Regarding your point about array iteration, the C# compiler is clever enough to recognize foreach
over arrays and treat them specially. The generated code is identical to using a for
loop and it's in recommended that you use foreach
if you don't need to change the array element in the loop. Besides that, the runtime recognizes the pattern for (int i = 0; i < a.Length; ++i)
and omits the bound checks for array accesses inside the loop. This will not happen in the LongLength
case and will result in decreased performance (both for 32 bit and 64 bit case); and since you'll be using long
variables with LongLength
, the 32 bit performance will get degraded even more.
The long datatype is 64-bits and in a 64-bit process, it is processed as a single native-length unit. In a 32-bit process, it is treated as 2 32-bit units. Math, especially on these "split" types will be processor-intensive.
Not sure of "why" but I would make sure to call your "method" at least once outside your timer loop so you're not counting 1st-time jitting. (Since this looks like C# to me).
Oh, that's easy. I assume that you are using x86 technology. What do you need for doing the loops in assembler ?
- One index variable i
- One result variable result
- An long array of results.
So you need three variables. Variable access is fastest if you can store them in registers; if you need to move them in and out to memory, you are losing speed. For 64bit longs you need two registers on 32bit and we have only four registers, so chances are high that all variables cannot be stored in registers, but must be stored in intermediate storage like the stack. This alone will slow down access considerably.
Addition of numbers: Addition must be two times; the first time without carry bit and the second time with carry bit. 64bit can it do in one cycle.

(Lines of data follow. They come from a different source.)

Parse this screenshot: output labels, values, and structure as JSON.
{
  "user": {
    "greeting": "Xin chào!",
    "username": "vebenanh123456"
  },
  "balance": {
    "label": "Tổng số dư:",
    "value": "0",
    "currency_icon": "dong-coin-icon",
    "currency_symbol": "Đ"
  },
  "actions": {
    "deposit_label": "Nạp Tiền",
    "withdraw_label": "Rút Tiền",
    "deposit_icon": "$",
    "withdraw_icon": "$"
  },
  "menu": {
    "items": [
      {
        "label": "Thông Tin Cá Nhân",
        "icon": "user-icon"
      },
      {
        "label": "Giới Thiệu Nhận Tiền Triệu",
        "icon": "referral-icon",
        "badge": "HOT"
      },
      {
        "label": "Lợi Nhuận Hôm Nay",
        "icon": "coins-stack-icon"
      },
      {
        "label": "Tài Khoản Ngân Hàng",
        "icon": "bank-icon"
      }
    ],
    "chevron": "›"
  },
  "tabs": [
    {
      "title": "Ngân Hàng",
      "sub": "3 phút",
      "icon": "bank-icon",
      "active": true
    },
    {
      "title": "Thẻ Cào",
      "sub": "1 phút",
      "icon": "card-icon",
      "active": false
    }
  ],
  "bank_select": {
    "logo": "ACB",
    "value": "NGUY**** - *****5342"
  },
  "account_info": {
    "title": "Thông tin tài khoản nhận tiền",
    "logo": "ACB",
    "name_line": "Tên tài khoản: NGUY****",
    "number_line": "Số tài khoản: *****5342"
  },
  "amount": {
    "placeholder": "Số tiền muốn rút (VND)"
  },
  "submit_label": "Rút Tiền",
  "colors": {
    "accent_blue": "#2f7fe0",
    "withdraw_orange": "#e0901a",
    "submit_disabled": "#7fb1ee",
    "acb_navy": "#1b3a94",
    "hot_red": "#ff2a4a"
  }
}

Moving/Loading: For every 1-cycle 64bit var you need two cycles for 32bit to load/unload a long integer into memory.
Every component datatype (datatypes which consists of more bits than register/address bits) will lose considerable speed. The speed gains of an order of magnitude is the reason GPUs still prefer floats (32bit) instead of doubles (64bit).
As others said, doing 64-bit arithmetic on a 32-bit machine is going to take some extra manipulation, more-so if doing multiplication or division.
Back to your concern about iterators vs. simple for loops, iterators can have fairly complex definitions, and they will only be fast if inlining and compiler-optimization is capable of replacing them with the equivalent simple form. It really depends on the type of iterator and the underlying container implementation. The simplest way to tell if it has been optimized reasonably well is to examine the generated assembly code. Another way is to put it in a long-running loop, pause it, and look at the stack to see what it's doing.